Q: I have twins and am chasing them everywhere! My body hurts basically all of the time now and I need relief. Will these problems effect me for the rest of my life? Can a chiropractor help?
A: These problems do not have to effect you now or for the rest of your life. We have the pleasure of helping parents care for their families with less pain on a regular basis. We get to see the “mommy-to-be” and the toddler chasers everyday. All of the stages of rearing children create a different type of stress for the parent, from physical to emotional. Likely discomfort should be expected after a long hard day of [parenting, but pain all day and night is unacceptable.

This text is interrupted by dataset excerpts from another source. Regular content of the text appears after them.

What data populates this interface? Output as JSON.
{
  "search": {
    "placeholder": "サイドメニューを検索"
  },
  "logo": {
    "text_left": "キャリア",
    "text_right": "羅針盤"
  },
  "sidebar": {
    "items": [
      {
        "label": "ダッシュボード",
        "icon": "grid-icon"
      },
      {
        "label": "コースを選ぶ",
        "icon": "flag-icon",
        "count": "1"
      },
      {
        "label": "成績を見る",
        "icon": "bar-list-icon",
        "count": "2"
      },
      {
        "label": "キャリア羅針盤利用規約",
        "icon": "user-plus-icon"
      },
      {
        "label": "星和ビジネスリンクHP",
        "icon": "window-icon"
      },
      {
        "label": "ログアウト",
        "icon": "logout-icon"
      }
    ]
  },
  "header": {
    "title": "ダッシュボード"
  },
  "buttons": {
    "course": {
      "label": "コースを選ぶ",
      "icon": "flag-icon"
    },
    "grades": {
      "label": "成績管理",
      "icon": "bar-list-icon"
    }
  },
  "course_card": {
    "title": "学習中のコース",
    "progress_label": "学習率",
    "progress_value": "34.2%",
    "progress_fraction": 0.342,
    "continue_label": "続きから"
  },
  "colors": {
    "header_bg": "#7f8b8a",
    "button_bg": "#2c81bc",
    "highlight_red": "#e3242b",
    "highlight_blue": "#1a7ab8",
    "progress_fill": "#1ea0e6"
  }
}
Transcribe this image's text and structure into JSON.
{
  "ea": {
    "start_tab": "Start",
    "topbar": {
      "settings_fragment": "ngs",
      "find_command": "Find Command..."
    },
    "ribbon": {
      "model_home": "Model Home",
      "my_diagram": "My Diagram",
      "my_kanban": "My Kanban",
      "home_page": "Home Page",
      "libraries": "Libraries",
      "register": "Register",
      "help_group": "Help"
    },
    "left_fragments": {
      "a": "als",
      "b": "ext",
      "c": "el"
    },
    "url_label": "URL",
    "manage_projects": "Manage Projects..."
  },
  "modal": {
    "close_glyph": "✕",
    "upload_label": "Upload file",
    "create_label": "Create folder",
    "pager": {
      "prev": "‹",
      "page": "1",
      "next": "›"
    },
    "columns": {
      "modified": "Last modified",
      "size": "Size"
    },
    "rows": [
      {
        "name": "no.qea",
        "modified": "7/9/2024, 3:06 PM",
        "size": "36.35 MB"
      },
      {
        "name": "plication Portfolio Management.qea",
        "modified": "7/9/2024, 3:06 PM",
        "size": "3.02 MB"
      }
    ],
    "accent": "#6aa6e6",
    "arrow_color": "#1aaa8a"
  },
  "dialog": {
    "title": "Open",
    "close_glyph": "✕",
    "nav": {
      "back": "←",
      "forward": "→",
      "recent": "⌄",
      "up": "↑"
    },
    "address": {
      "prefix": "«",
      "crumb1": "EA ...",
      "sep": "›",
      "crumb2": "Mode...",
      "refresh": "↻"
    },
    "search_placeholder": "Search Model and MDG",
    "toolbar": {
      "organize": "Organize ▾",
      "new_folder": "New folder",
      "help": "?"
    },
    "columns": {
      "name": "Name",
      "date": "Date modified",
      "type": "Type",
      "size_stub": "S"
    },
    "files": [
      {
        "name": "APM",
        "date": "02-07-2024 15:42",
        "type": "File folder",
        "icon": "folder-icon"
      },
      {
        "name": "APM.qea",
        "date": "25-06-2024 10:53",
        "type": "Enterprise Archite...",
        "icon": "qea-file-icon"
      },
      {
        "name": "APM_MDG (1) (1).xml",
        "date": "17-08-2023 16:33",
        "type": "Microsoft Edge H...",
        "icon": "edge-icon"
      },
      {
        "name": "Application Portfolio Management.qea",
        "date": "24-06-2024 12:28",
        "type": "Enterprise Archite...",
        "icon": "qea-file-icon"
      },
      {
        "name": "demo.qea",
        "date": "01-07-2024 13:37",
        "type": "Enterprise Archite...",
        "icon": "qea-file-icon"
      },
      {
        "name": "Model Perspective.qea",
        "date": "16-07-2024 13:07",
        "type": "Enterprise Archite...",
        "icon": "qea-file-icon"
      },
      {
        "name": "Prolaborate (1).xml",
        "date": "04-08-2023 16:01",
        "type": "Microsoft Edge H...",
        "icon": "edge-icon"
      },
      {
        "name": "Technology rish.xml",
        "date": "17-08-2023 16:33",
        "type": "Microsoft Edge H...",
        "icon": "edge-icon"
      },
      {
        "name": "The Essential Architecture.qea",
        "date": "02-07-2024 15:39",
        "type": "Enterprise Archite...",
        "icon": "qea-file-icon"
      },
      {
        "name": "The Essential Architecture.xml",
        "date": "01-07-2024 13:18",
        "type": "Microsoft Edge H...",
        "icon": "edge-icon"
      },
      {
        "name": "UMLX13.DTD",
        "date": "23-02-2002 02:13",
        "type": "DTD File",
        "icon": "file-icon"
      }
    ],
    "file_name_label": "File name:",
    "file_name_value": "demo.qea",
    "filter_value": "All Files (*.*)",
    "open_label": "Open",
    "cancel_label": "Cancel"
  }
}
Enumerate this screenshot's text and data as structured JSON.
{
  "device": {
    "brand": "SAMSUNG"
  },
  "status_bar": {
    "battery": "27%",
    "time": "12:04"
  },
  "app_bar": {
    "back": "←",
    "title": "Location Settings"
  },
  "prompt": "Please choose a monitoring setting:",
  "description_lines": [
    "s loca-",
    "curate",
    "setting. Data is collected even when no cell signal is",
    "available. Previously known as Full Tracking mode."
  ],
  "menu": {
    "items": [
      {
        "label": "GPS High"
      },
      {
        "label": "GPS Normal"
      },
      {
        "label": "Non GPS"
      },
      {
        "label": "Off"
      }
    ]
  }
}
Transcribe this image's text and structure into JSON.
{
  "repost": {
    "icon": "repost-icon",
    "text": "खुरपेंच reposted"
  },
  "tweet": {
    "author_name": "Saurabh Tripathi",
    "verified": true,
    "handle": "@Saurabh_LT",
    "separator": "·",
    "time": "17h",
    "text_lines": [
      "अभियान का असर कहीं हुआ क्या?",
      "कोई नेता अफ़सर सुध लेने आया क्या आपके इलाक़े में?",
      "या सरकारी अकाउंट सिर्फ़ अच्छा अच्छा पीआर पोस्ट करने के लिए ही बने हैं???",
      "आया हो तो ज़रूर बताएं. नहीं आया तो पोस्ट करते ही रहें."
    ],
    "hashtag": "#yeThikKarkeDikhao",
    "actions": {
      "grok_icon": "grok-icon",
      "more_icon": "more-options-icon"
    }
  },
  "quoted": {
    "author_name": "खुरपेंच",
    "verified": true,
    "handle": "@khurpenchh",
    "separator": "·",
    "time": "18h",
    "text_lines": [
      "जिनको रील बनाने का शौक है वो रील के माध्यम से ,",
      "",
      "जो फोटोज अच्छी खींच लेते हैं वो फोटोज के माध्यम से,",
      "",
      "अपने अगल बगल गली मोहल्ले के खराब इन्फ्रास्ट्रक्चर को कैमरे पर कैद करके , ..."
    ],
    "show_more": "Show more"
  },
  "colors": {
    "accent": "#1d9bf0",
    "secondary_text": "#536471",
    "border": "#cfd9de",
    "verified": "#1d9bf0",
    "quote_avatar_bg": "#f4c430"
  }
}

From morning to night, a parent’s busy day is full of twists, turns, lifts, dashes and you-name-it, all of which, a little at a time, can take their toll on the body. Parents become experts at multi-tasking, but that takes its toll, too. Cradling a telephone, say, between your ear and your shoulder while you’re fixing lunch could cause a painful lock-up of the spinal joints in the upper back and neck. Toting a baby on a hip while doing some other chore can have your lower back screaming by the end of the day. Bending in and out of a car trunk or back seat to retrieve groceries, strollers and children is physically demanding work, stressing your body, and your back in particular.
The result of all of this chasing around is commonly pain from muscle spasm, misaligned joints, lack of flexibility, and even injury like a sprain or disc herniation. Chiropractic treatment, of course, can help when your musculoskeletal system gets knocked out of line. Relief is usually a handful of treatments away, and correcting your body’s movement patterns, strength, and flexibility takes mere weeks to attain.
But talk with your chiropractor about the right way to perform some of your parental movements. He or she can give you some more tips and some exercises to stay limber and pain-free that are specific to you, but here are a couple of proper ways to perform some of these parental tasks. When lifting a child, for instance, don’t bend at the waist. Squat, instead, holding the child close and let your legs do the lifting.